Music photographer Jim Marshall, who spent more than a half-century capturing rock ‘n’ roll legends including the Beatles, Bob Dylan and Janis Joplin at work and in repose, has died. He was 74.

Marshall’s death in New York City was confirmed Wednesday by Aaron Zych, a manager at the Morrison Hotel Galleries, which hosted one of the photographer’s last exhibits.

Marshall had been scheduled to appear at a reception Wednesday night to promote his new book with celebrity photographer Timothy White. He apparently died in his sleep sometime overnight while alone in his New York hotel room, Zych said.

“Jim’s work is legendary,” he said. “As far as music photographers, he is the godfather.”

The cause of death was not immediately known.

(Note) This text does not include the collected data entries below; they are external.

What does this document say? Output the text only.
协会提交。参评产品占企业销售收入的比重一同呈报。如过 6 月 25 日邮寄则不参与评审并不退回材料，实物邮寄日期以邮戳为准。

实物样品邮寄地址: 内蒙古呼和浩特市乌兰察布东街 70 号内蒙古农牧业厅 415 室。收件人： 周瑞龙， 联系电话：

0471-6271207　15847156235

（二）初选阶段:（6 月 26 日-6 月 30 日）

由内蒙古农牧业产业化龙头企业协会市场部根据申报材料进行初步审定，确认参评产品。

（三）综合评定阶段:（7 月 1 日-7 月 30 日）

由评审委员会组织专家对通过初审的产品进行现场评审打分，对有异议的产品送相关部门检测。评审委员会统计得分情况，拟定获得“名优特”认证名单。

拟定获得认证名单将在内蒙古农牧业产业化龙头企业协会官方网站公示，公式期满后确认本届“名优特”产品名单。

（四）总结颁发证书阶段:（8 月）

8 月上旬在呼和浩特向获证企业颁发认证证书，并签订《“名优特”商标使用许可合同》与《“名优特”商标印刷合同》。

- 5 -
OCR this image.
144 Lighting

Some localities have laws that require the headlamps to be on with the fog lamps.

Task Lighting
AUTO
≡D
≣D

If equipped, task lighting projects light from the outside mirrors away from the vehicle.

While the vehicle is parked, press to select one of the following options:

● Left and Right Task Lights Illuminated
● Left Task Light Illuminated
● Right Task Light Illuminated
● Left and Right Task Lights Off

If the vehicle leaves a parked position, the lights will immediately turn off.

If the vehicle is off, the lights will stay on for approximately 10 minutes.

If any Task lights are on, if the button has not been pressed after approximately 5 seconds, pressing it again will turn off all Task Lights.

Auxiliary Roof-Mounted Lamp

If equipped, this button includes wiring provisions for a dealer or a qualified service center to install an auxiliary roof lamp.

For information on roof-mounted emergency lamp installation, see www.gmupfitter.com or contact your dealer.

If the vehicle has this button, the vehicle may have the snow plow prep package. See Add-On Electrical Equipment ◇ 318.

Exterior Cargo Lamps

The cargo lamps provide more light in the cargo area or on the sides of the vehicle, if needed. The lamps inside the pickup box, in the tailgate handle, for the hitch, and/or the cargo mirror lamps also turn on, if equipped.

According to his professional website, Marshall had more than 500 album covers to his credit. The San Francisco resident was best-known for his images from the 1967 Monterey Pop Festival, where he photographed Jimi Hendrix setting his guitar ablaze, and from Woodstock in 1969, where as an official photographer he captured the Who tearing up the stage at sunrise.

Good timing
Marshall also was the only photographer granted backstage access at what turned out to be the final Beatles concert, at San Francisco’s Candlestick Park in 1966.

Good timing and his rapport with musicians also helped him catch Johnny Cash memorably “flipping the bird” at a 1969 performance at San Quentin Prison.

Other famous subjects included Bob Dylan, the Grateful Dead, Janis Joplin and the Rolling Stones.

“This ‘career’ has never been just a job — it’s been my life,” Marshall remarked on his website.

Born in Chicago on Feb. 3, 1936, Marshall moved with his parents at age two to San Francisco’s Fillmore District, then the heart of the city’s jazz scene. He bought the first of his beloved Leica cameras in 1959, and a year later, during what he would describe as a “life-changing meeting” with saxophonist John Coltrane, he found his professional calling.

Before his lens discovered rock ‘n’ roll, Marshall continued to find inspiration in jazz musicians, including Miles Davis and Thelonious Monk. He also depicted poverty in rural Appalachia and the U.S. civil rights movement in Mississippi during the early 1960s.

Marshall spent two years living in New York, but returned to San Francisco in time to witness the birth of the 1960s counterculture and to meet young talent like Hendrix, Joplin and Jefferson Airplane during the city’s Summer of Love.

His more recent subjects included Ben Harper and the Red Hot Chili Peppers.

Marshall’s work has appeared in numerous books, including four featuring only his own photographs. Match Point, his most recent, a collaboration with Timothy White, was published this month.